Avoiding lurking variables

The varying characteristics of the experimental units can only be lurking variables if they are associated with the allocation of treatments to the experimental units. To avoid this, ...

An important goal of experimental design is to minimise association between allocation of the treatments and characteristics of the experimental units.

The method depends on whether these varying characteristics of the experimental units are understood and measured before the experiment is conducted.

Randomisation

When the differing characteristics of the experimental units are unmeasured, the best way to avoid association between them and the treatments is to randomly allocate treatments to the experimental units. This is called randomisation of the treatments and the experimental design is called a completely randomised design.

Randomisation does not guarantee that there will be no association between the treatments and characteristics of the experimental units — by chance, there may be some association. However...

Randomisation means that is unlikely that such lurking variables will affect the conclusions.

There is no better way to allocate treatments if the varying characteristics of the experimental units are unmeasured before the experiment is conducted.

Effect of a packer on speed of checkout operators

In the experiment earlier in this section, the packer was provided for the 8 checkout operators on the Saturday morning shift. This resulted in younger and less experienced packers getting packers, so the effect of the packer was over-estimated.

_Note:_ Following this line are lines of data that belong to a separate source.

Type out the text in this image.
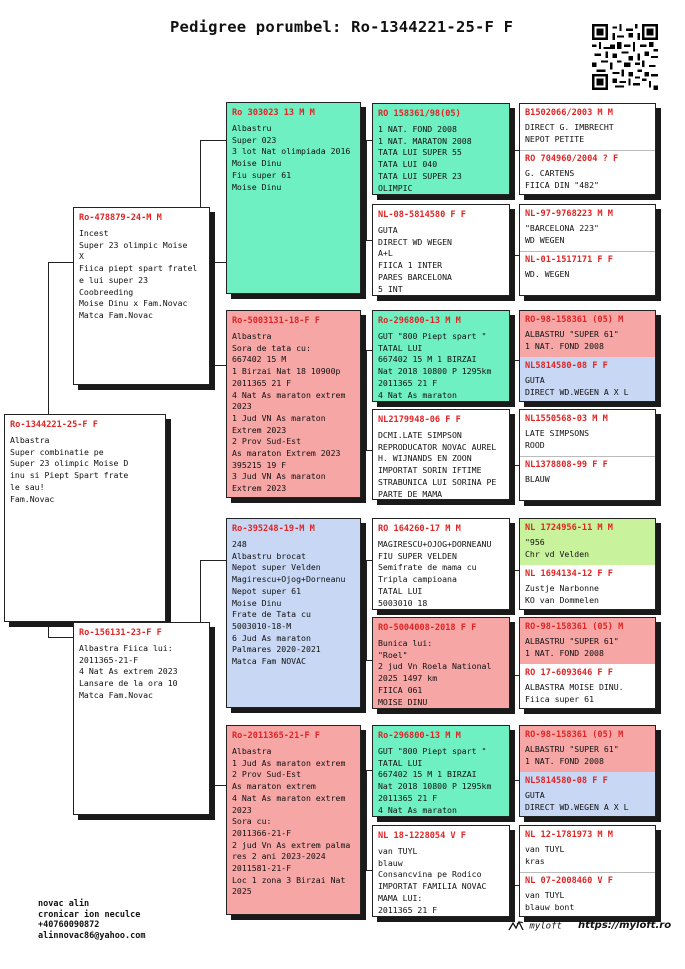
Pedigree porumbel: Ro-1344221-25-F F
Ro-1344221-25-F F
Albastra
Super combinatie pe
Super 23 olimpic Moise D
inu si Piept Spart frate
le sau!
Fam.Novac
Ro-478879-24-M M
Incest
Super 23 olimpic Moise
X
Fiica piept spart fratel
e lui super 23
Coobreeding
Moise Dinu x Fam.Novac
Matca Fam.Novac
Ro-156131-23-F F
Albastra Fiica lui:
2011365-21-F
4 Nat As extrem 2023
Lansare de la ora 10
Matca Fam.Novac
Ro 303023 13 M M
Albastru
Super 023
3 lot Nat olimpiada 2016
Moise Dinu
Fiu super 61
Moise Dinu
Ro-5003131-18-F F
Albastra
Sora de tata cu:
667402 15 M
1 Birzai Nat 18 10900p
2011365 21 F
4 Nat As maraton extrem
2023
1 Jud VN As maraton
Extrem 2023
2 Prov Sud-Est
As maraton Extrem 2023
395215 19 F
3 Jud VN As maraton
Extrem 2023
Ro-395248-19-M M
248
Albastru brocat
Nepot super Velden
Magirescu+Ojog+Dorneanu
Nepot super 61
Moise Dinu
Frate de Tata cu
5003010-18-M
6 Jud As maraton
Palmares 2020-2021
Matca Fam NOVAC
Ro-2011365-21-F F
Albastra
1 Jud As maraton extrem
2 Prov Sud-Est
As maraton extrem
4 Nat As maraton extrem
2023
Sora cu:
2011366-21-F
2 jud Vn As extrem palma
res 2 ani 2023-2024
2011581-21-F
Loc 1 zona 3 Birzai Nat
2025
RO 158361/98(05)
1 NAT. FOND 2008
1 NAT. MARATON 2008
TATA LUI SUPER 55
TATA LUI 040
TATA LUI SUPER 23
OLIMPIC
NL-08-5814580 F F
GUTA
DIRECT WD WEGEN
A+L
FIICA 1 INTER
PARES BARCELONA
5 INT
Ro-296800-13 M M
GUT "800 Piept spart "
TATAL LUI
667402 15 M 1 BIRZAI
Nat 2018 10800 P 1295km
2011365 21 F
4 Nat As maraton
NL2179948-06 F F
DCMI.LATE SIMPSON
REPRODUCATOR NOVAC AUREL
H. WIJNANDS EN ZOON
IMPORTAT SORIN IFTIME
STRABUNICA LUI SORINA PE
PARTE DE MAMA
RO 164260-17 M M
MAGIRESCU+OJOG+DORNEANU
FIU SUPER VELDEN
Semifrate de mama cu
Tripla campioana
TATAL LUI
5003010 18
RO-5004008-2018 F F
Bunica lui:
"Roel"
2 jud Vn Roela National
2025 1497 km
FIICA 061
MOISE DINU
Ro-296800-13 M M
GUT "800 Piept spart "
TATAL LUI
667402 15 M 1 BIRZAI
Nat 2018 10800 P 1295km
2011365 21 F
4 Nat As maraton
NL 18-1228054 V F
van TUYL
blauw
Consancvina pe Rodico
IMPORTAT FAMILIA NOVAC
MAMA LUI:
2011365 21 F
B1502066/2003 M M
DIRECT G. IMBRECHT
NEPOT PETITE
RO 704960/2004 ? F
G. CARTENS
FIICA DIN "482"
NL-97-9768223 M M
"BARCELONA 223"
WD WEGEN
NL-01-1517171 F F
WD. WEGEN
RO-98-158361 (05) M
ALBASTRU "SUPER 61"
1 NAT. FOND 2008
NL5814580-08 F F
GUTA
DIRECT WD.WEGEN A X L
NL1550568-03 M M
LATE SIMPSONS
ROOD
NL1378808-99 F F
BLAUW
NL 1724956-11 M M
"956
Chr vd Velden
NL 1694134-12 F F
Zustje Narbonne
KO van Dommelen
RO-98-158361 (05) M
ALBASTRU "SUPER 61"
1 NAT. FOND 2008
RO 17-6093646 F F
ALBASTRA MOISE DINU.
Fiica super 61
RO-98-158361 (05) M
ALBASTRU "SUPER 61"
1 NAT. FOND 2008
NL5814580-08 F F
GUTA
DIRECT WD.WEGEN A X L
NL 12-1781973 M M
van TUYL
kras
NL 07-2008460 V F
van TUYL
blauw bont
novac alin
cronicar ion neculce
+40760090872
alinnovac86@yahoo.com
myloft https://myloft.ro
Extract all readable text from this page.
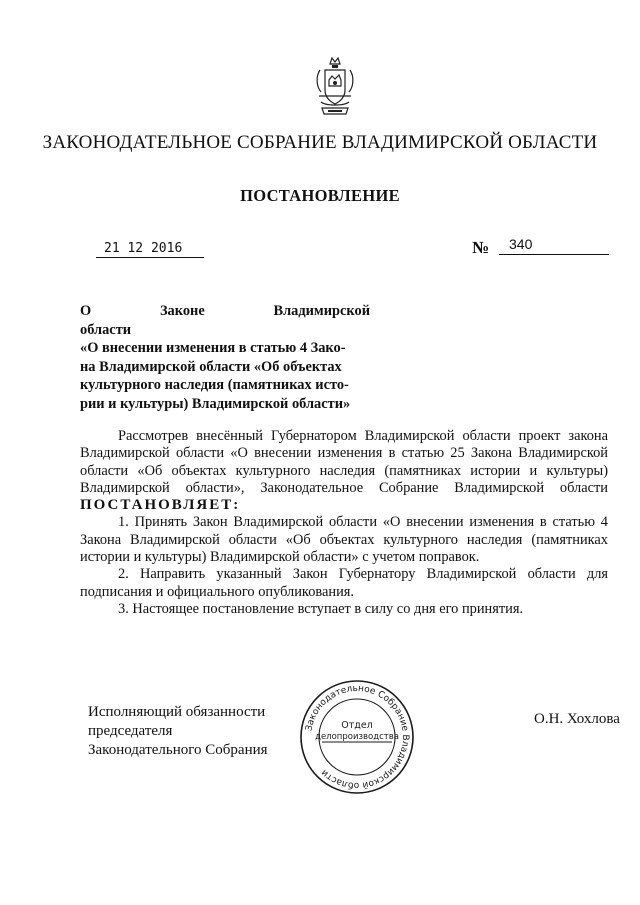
ЗАКОНОДАТЕЛЬНОЕ СОБРАНИЕ ВЛАДИМИРСКОЙ ОБЛАСТИ
ПОСТАНОВЛЕНИЕ
21 12 2016	№	340
О Законе Владимирской области
«О внесении изменения в статью 4 Зако-
на Владимирской области «Об объектах
культурного наследия (памятниках исто-
рии и культуры) Владимирской области»

Рассмотрев внесённый Губернатором Владимирской области проект закона Владимирской области «О внесении изменения в статью 25 Закона Владимирской области «Об объектах культурного наследия (памятниках истории и культуры) Владимирской области», Законодательное Собрание Владимирской области ПОСТАНОВЛЯЕТ:

1. Принять Закон Владимирской области «О внесении изменения в статью 4 Закона Владимирской области «Об объектах культурного наследия (памятниках истории и культуры) Владимирской области» с учетом поправок.

2. Направить указанный Закон Губернатору Владимирской области для подписания и официального опубликования.

3. Настоящее постановление вступает в силу со дня его принятия.

Исполняющий обязанности председателя
Законодательного Собрания
О.Н. Хохлова
Законодательное Собрание Владимирской области
Отдел
делопроизводства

Randomising the allocation of packers to 8 of the 16 operators reduces the chance of any association between the treatment and their age or experience.

Click Allocate treatments to randomly pick checkout operators to get packers then click Run experiment to find their speeds and estimate the effect of the packer.

Repeat a few times and observe that the effect of the packer is usually estimated to be between 0.07 and 0.13. The results are therefore consistent with the true effect that was built into the simulation, 0.1.

With randomisation, there is no tendency to over- or under-estimate the effect of the packer.


Mechanics of randomisation

There are several different ways to randomise allocation of treatments to the experimental units. These all use random numbers either from printed tables or, preferably, generated by a computer. The simplest method is to use a spreadsheet such as Microsoft Excel.

If there are n available experimental units,

This creates a random permutation of the numbers 1 to n. If there are two treatments, allocate the first to the experimental units in the top half of the list.

The table below illustrates this method.

The first column shows twelve random numbers, each between 0 and 1, and the list of unit numbers. Click Sort random numbers to sort the rows of the table into ascending order of the random numbers. This randomly permutes the unit numbers.

Other ways to randomise treatments (optional)

Although the above method of randomly allocating treatments to the experimental units using a spreadsheet is recommended, two alternative methods are now described. The first illustrates the randomisation better, whereas the second provides an interesting application of probability.

Randomisation of training course for 48 sales staff

The diagram below shows 48 staff, numbered 0 to 47. They will be split into three groups of 16 that will be given different courses to improve sales performance (courses A, B and C).

Click Random index to select a random number between 0 and 49. If either 48 or 49 are chosen, click the button again since these numbers do not correspond to any of the 48 staff. (We could have allowed the first digit to be 0-9 instead of 0-4, but over half of the resulting numbers would have been rejected for being 48 or higher. By restricting the first digit in the diagram, the simulation runs faster.)

The selected staff member is allocated to course A. Repeatedly click Random index to allocate more staff to course A. Once 16 people have been allocated to the group getting course A, staff are randomly allocated to course B. When 16 are in the group getting course B, the remainder get course C.

This method can be rather slow since many random indices are rejected towards the end of the method because treatments have already been allocated to these experimental units.

The final randomisation method works through all experimental units in order, picking a random treatment for each unit in turn. The only complication is that the probabilities used to generate the treatments must be adjusted after each unit gets a treatment. For example, if the first unit gets treatment A, then the probability of the second unit getting treatment A must be reduced a little. (If the same probabilities were used for each successive unit, then too many treatment A's might be allocated.)

Randomisation of training course to 30 sales staff

The diagram below illustrates this randomisation method for allocating equal numbers of a group of 30 sales staff to 3 training courses. The first person has equal probabilities for all three courses.

Click Generate Next to select a random value between 0 and 1, and hence a random treatment (i.e. course) for the first staff member. (Generation of a random category in this way was described earlier.) If the person gets treatment B, there will only be 10 A's, 9 B's and 10 C's left to allocate for the second person, so the probability of the second staff member getting treatment B should be reduced to 9/29. Click Update Probs to adjust the probabilities, then click Generate Next again to allocate a treatment to the second person.

Repeatedly click Update Probs and Generate Next until all individuals have been allocated to a treatment group.